Flashback 2002: "The Ilities"

Posted: March 4, 2014. Tags: Software Craftsmanship

This is a document I wrote in 2002 while leading a RAID array development team. The ideas captured here are as relevant today as they were then. In the Ruby community today, there is a very strong focus on maintainability.

Reliability Performance Usability Testability
Availability Scalability Security Maintainability
Serviceability I18N Coexistence
Diagnosability Accessibility Interoperability
Manageability Reusability

The ilities are the characteristics we are trying to imbue in the systems we create. Where possible, the standard definition of each characteristic has been listed. More importantly for our purposes however, a simple statement has been added which tries to capture what this term means in simple terms..


Definition: The probability that a product (system) performs its intended function for a specified time period when operating under normal (or stated) environmental conditions.

Translation: The system should break as infrequently as possible.


Definition: The percentage of time that a system (or product) is available to perform its functions correctly. There are many different availability measurements; Here is one: Availability = MTBF / ( MTBF + MTTR).

Translation: When a system component does break, it should not bring the entire system down, and the system as a whole should recoverand continue to operate.


Definition: The probability that a product (system) returns to its intended function within a specified period of time following a service failure.

Translation: Undividual components must be up and downgradable in place, without impacting system uptime or functionality. This translation obviously doesn't match the above definition, but it is more useful for our purposes, as the above definition can just be captured as part of availability.

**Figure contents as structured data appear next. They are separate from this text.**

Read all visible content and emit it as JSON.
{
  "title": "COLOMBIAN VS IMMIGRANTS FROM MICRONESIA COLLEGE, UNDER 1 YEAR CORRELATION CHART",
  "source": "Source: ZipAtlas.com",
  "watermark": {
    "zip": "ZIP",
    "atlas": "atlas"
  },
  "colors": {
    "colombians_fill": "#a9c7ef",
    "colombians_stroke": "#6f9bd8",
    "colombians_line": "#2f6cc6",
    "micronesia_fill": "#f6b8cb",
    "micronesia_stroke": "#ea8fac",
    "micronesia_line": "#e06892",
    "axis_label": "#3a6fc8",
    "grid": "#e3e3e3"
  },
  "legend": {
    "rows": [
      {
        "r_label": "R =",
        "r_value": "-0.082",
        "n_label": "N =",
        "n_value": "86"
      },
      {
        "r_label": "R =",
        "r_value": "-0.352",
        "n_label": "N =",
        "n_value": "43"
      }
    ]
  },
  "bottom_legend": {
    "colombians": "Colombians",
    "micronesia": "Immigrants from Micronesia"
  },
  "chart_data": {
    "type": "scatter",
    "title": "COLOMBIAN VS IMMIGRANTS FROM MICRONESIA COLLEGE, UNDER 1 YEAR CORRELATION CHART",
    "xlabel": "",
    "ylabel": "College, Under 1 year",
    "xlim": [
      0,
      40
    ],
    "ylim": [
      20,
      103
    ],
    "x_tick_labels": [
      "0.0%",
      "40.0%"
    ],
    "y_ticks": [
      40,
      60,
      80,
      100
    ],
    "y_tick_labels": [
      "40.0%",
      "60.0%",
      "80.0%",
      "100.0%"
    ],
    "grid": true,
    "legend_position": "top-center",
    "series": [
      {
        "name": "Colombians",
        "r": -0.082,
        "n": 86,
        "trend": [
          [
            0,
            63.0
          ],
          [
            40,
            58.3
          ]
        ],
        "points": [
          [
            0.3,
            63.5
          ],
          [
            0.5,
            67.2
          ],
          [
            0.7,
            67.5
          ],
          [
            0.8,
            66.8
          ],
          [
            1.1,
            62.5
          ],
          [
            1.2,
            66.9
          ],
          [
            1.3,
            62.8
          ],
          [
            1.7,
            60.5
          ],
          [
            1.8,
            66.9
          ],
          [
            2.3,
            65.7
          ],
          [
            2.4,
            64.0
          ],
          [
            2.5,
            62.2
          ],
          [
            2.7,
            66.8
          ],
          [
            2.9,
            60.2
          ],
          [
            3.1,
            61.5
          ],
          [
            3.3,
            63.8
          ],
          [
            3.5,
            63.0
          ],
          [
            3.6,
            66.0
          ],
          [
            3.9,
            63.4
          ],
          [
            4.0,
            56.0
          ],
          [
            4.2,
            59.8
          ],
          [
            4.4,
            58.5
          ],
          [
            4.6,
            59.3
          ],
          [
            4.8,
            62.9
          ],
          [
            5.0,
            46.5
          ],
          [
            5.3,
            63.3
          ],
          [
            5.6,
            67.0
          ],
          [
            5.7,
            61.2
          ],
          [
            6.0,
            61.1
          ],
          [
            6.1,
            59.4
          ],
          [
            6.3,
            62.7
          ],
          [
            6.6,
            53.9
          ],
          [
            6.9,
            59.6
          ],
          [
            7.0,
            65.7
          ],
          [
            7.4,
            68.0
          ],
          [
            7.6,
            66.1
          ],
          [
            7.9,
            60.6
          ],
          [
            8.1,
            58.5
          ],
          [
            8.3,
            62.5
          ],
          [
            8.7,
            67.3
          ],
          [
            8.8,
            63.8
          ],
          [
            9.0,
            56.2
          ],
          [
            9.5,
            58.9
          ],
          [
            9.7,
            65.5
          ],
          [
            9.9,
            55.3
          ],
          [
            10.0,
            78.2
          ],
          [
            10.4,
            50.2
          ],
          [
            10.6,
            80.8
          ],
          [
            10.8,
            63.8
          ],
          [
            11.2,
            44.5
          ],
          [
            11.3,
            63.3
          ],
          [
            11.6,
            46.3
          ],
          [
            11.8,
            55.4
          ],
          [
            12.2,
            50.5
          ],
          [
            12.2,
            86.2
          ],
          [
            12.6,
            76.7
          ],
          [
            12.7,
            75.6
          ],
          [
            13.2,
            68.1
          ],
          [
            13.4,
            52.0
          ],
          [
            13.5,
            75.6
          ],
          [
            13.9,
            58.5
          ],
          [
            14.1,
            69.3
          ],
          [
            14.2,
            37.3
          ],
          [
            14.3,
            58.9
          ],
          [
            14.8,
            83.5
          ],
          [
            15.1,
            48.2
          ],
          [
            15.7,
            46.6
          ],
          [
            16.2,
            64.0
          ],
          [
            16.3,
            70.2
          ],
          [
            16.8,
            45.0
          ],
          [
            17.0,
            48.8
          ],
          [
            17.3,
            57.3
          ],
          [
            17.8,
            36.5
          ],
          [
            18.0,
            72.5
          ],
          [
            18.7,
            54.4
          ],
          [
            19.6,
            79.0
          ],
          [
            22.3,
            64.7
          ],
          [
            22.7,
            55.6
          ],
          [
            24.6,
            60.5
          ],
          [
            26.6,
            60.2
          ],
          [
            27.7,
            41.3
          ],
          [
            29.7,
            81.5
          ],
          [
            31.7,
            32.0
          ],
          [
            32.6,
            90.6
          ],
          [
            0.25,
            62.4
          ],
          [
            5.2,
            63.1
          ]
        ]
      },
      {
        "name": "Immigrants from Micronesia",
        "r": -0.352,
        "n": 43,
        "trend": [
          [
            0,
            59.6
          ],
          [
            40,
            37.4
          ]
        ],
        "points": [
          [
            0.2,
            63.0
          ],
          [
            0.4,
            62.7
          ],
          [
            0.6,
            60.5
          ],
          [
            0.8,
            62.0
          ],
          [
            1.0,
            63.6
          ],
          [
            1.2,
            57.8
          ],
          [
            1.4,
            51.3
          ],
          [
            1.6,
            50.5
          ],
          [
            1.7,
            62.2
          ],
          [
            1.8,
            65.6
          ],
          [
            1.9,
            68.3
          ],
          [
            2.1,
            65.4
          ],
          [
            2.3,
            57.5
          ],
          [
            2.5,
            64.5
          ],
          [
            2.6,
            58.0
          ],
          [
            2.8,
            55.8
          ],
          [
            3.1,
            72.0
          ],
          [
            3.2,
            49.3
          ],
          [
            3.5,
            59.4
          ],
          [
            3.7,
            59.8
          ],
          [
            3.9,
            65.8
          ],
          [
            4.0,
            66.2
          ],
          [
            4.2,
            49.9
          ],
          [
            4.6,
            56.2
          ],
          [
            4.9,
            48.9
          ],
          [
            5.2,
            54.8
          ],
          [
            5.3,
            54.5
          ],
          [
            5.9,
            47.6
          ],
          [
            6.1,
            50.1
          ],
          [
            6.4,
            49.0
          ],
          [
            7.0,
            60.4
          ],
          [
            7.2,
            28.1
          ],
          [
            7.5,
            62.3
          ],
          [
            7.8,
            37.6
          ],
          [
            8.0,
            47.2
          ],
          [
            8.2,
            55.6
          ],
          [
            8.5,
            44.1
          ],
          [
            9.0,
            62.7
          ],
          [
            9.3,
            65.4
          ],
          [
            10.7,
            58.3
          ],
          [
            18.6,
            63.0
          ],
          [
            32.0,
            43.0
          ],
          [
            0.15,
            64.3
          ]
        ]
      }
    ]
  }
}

Translation: When the system does break, there should be sufficient captured information and tools to enable someone to figure out what went wrong.

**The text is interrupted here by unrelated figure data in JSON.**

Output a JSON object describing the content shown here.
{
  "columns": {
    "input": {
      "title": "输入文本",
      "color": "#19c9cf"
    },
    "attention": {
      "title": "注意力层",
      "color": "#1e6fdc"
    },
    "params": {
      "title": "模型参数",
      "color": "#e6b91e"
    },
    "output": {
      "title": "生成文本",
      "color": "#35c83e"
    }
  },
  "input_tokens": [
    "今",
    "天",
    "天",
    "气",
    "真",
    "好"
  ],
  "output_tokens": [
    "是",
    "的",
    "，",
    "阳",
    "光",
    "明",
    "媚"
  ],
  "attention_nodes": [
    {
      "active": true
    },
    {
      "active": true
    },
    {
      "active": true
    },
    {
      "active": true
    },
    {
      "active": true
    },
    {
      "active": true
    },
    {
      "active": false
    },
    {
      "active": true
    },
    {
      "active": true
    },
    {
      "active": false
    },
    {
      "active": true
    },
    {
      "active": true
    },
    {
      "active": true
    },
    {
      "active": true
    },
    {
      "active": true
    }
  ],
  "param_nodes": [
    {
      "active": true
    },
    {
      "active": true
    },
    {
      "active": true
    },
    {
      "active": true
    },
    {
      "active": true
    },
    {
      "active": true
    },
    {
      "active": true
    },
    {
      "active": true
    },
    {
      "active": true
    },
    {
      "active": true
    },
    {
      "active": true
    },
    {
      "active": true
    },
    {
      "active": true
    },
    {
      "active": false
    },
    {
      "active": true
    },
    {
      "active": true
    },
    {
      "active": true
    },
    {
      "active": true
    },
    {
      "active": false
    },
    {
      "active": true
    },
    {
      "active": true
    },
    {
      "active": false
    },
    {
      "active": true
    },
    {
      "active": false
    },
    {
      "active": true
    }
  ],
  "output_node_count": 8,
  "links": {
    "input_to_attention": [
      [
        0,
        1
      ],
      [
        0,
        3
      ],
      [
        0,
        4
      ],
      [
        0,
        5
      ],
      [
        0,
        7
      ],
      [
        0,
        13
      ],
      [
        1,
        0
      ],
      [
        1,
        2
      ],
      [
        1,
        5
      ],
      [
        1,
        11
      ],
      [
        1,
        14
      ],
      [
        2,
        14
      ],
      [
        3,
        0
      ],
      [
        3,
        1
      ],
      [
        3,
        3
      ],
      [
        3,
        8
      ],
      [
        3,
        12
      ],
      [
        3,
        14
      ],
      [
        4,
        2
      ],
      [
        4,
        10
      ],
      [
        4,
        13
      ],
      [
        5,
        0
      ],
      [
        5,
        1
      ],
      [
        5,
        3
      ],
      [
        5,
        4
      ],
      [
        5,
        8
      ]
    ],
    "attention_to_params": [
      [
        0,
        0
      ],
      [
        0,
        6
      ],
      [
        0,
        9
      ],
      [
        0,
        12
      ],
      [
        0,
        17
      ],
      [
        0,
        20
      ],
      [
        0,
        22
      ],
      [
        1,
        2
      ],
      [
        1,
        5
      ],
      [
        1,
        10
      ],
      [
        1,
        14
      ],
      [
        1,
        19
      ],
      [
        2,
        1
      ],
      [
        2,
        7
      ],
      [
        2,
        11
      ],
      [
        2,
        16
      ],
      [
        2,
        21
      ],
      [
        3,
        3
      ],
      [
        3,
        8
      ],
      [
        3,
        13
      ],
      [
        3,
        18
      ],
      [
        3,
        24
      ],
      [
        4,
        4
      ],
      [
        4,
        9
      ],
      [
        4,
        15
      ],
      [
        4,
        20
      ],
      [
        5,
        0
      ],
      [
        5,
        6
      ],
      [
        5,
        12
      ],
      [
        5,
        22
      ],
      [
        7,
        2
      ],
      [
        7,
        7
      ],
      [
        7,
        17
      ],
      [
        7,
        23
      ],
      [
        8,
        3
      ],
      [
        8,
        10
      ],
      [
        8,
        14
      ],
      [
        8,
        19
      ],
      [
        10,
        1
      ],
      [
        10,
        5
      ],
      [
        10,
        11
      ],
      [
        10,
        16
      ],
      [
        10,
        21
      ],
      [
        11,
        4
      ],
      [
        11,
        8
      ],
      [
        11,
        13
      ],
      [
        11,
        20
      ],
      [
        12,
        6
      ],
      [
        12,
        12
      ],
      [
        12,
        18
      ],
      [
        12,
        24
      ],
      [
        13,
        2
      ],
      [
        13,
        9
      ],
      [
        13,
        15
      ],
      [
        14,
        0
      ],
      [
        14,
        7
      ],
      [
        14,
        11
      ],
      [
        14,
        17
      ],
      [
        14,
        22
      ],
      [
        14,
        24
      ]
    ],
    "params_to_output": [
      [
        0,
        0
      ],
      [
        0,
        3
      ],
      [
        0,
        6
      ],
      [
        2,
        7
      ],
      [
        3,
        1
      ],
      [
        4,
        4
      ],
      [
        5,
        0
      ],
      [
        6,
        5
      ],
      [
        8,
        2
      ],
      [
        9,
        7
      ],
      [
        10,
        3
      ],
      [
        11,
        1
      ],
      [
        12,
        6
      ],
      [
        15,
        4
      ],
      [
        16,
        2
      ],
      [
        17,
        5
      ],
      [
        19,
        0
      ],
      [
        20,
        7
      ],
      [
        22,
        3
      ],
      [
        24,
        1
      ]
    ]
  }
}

Translation: The system should be as fast as possible given the limitations of the underlying technology which it uses and with which it interfaces.

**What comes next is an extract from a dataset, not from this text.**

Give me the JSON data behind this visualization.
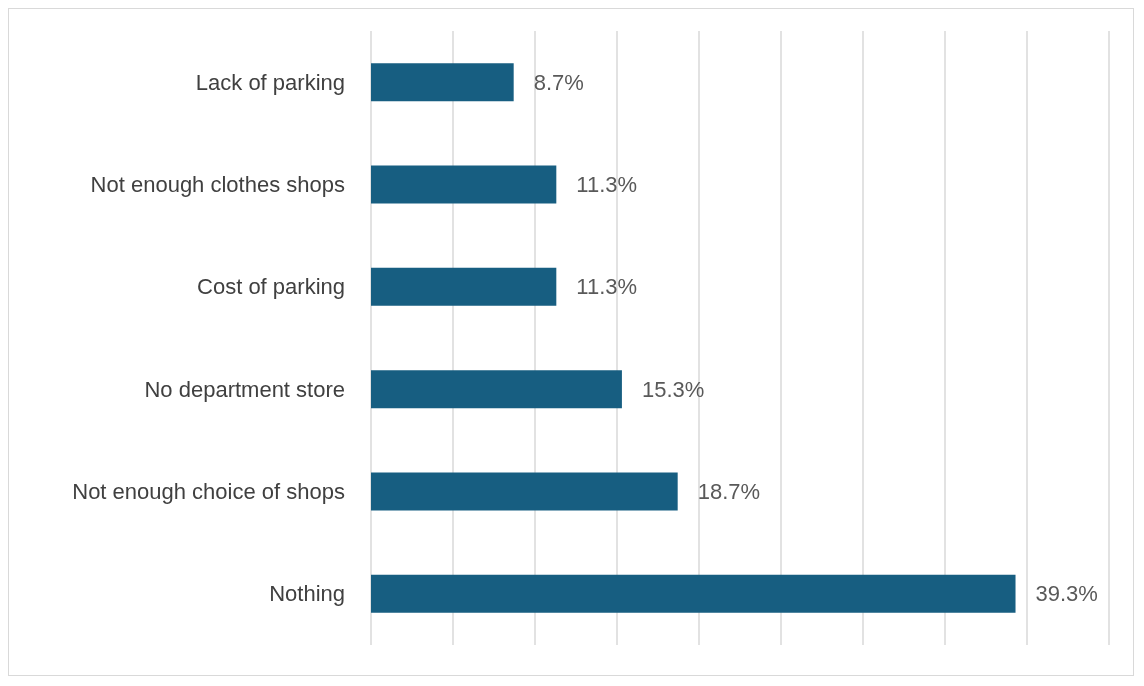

Translation: The performance impact of using the sysem in larger and larger configurations should be as small as possible.


Translation: It must be user friendly. Every computer system in the world should be at least as easy to use as Microsoft Windows. Preferably, it should be as simple to use as a cellphone.


Translation: The software should take measures to ensure that no one gains unapproved access to the system or it's data, appropriate for the environment in which the system will be operating. E.g. systems attached to the internet require more aggressive security measures that those in a data-center.


Translation: The software must be localizable.


Translation: If appropriate, the software must include features to make it usable by people with disabilities.


Translation: The system must be manageable, both as a stand-alone entity, and as part of a larger management infrastructure.


Translation: 'Black box' system testing alone does not cut it these days. The system must be designed to, and contain hooks and tools to make individual component testing possible.


Translation: You mustn't need Einstein's I.Q., 10 years experience or psychic powers to be able to understand, fix or enhance the system.


Definition: Capability of two or more components to exist or function in the same system or environment without mutual interference.

Translation: (a) Don't assume you are the only piece of software that is going to use a particular resource and grab it all automatically. (b) Be reentrant.


  1. Different storage devices, HBAs and OS platforms should be able to co-exist on same SAN (one of the reasons LUN masking was invented was to counteract Microsoft Windows NT's obnoxious behavior as it tries to grab any disks it sees).
  2. Device drivers must be support multiple instances of the same device.
  3. Different volume managers (VxVM, SLVM) should be able to co-exist in same host.
  4. Different multi-pathing solutions (VxDMP, AP, MPXIO) should be able to co-exist in same host.


Definition: The ability of a system or product to work with other systems or products without special effort on the part of the customer.

Translation: Ensuring compliance with existing standards, specifications and interfaces during product design/architecture, so that newly developed components interoperate with and are compatible with other existing components and with new components to come in future.


Translation: Where possible, system components should be designed so that they are reusable and may be utilized simply in other projects.